Carstairs grunted, clearly unsatisfied, and Verity found herself trying not to blush.

All through dinner Edward was nervous that Verity would make a fuss when the ladies had to leave the table to let the gentlemen smoke their cigars and drink their port but, to his surprise and
relief, she rose meekly from the table and went off with Dannie. As Edward chewed on his cigar and half listened to Boy Carstairs telling big-game stories, a new worry surfaced in his mind: how
were Dannie and Verity getting along? He half expected to hear screams and to have to break up fisticuffs but no such refereeing exercise was called for. He was not vain enough to think he would be
their sole topic of conversation but he had an idea that at this moment his reputation might be being savaged by two extremely strong-minded women and it made the hairs on the back of his neck
prickle.

The men did not linger long at table but Edward stirred himself to say in a low voice to Hepple-Keen, ‘I still don’t understand what you were doing at the Mosley march.’

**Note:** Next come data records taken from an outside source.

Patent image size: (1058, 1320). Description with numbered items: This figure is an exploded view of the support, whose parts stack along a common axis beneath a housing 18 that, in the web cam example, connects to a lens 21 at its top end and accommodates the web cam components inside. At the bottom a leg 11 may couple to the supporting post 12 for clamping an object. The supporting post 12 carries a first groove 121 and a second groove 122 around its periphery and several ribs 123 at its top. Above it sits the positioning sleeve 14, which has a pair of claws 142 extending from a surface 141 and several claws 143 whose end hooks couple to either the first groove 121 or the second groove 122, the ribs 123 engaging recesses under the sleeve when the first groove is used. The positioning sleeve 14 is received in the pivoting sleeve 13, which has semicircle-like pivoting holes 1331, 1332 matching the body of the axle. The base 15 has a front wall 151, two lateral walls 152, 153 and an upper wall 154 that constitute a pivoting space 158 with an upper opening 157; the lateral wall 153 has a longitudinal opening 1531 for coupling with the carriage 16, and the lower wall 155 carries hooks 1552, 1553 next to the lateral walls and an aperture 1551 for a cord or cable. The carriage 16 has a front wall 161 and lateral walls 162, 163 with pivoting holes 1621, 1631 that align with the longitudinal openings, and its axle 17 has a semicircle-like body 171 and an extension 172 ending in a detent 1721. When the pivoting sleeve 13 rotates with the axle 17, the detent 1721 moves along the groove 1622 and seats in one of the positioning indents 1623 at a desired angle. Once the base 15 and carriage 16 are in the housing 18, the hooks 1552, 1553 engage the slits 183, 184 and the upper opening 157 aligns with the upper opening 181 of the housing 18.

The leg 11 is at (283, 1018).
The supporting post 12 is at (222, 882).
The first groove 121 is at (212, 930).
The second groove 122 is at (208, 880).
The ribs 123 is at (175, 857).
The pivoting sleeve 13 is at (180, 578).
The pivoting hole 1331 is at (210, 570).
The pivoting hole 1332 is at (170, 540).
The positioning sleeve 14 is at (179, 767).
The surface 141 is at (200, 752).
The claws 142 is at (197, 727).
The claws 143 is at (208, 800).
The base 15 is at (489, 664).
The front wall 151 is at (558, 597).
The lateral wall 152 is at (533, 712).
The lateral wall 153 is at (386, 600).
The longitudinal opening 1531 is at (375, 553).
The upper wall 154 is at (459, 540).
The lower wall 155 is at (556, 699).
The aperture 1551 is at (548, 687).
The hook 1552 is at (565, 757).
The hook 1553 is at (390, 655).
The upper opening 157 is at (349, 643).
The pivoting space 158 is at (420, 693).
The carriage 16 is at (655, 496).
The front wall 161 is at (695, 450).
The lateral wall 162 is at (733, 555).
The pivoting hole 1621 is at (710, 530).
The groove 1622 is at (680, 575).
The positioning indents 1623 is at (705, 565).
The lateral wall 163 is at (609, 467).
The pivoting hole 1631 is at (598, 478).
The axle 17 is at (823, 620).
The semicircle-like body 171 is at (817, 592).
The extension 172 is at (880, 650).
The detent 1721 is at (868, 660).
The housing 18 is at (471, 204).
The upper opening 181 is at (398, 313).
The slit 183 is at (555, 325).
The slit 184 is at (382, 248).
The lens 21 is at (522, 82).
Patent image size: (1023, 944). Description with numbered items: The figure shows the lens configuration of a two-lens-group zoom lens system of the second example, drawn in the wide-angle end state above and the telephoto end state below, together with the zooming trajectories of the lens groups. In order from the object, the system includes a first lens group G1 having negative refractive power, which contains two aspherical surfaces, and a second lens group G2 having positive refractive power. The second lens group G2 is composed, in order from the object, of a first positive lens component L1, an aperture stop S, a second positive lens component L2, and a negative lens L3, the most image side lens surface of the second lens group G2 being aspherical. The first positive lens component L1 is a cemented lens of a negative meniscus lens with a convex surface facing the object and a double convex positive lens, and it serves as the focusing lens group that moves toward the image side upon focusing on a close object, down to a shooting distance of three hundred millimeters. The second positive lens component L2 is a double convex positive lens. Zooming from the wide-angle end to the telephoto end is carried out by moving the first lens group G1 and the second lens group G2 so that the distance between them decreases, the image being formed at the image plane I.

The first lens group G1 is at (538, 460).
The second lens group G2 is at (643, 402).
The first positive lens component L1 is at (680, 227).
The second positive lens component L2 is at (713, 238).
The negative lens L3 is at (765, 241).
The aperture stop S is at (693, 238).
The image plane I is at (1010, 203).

Hepple-Keen shrugged his shoulders. ‘I was a friend of Mosley in his younger and wiser days and I’m still curious as to what sent him off the rails. Call it “human
interest”.’ And with that Edward had to pretend to be satisfied.

When they joined the ladies in the drawing-room, there was no sign that Dannie and Verity had been doing more than chatting on neutral subjects but Verity avoided him when he crossed the room to
talk to her. The fire was lit but it was still too cold for comfort. It wasn’t long before the Benyons announced that they were going to bed and this broke up the party. Verity was sleeping
in Molly Harkness’s room and it occurred to Edward she might be nervous. When he walked over to say goodnight and, if necessary, reassure her, she again avoided him and he was left looking
rather foolish as she swept past him. He saw Scannon wink at Carstairs which annoyed him. However, no sooner was he in his own room with Fenton taking charge of his dinner jacket than he heard a
scream. He looked at Fenton and Fenton looked at him. Without a word, they made for the door which linked his room with Verity’s. It was locked. They both went into the passage, Edward
grabbing his dressing gown as he stumbled past the bed. Harbin arrived at the same moment and Edward had a horrible sense of
déjà vu
. Could it be that he was going to find Verity
dead as they had found Molly?

He knocked noisily on the door and with relief heard Verity turning the key and trying to open it. When at last she succeeded, he was confronted by a red-faced, irate young woman dressed in a
fetching silk kimono holding in her left hand, by the tail, a very dead rat.

‘What took you so long and what on earth are you doing with that, V?’ he inquired vacuously. ‘It’s a rat, isn’t it?’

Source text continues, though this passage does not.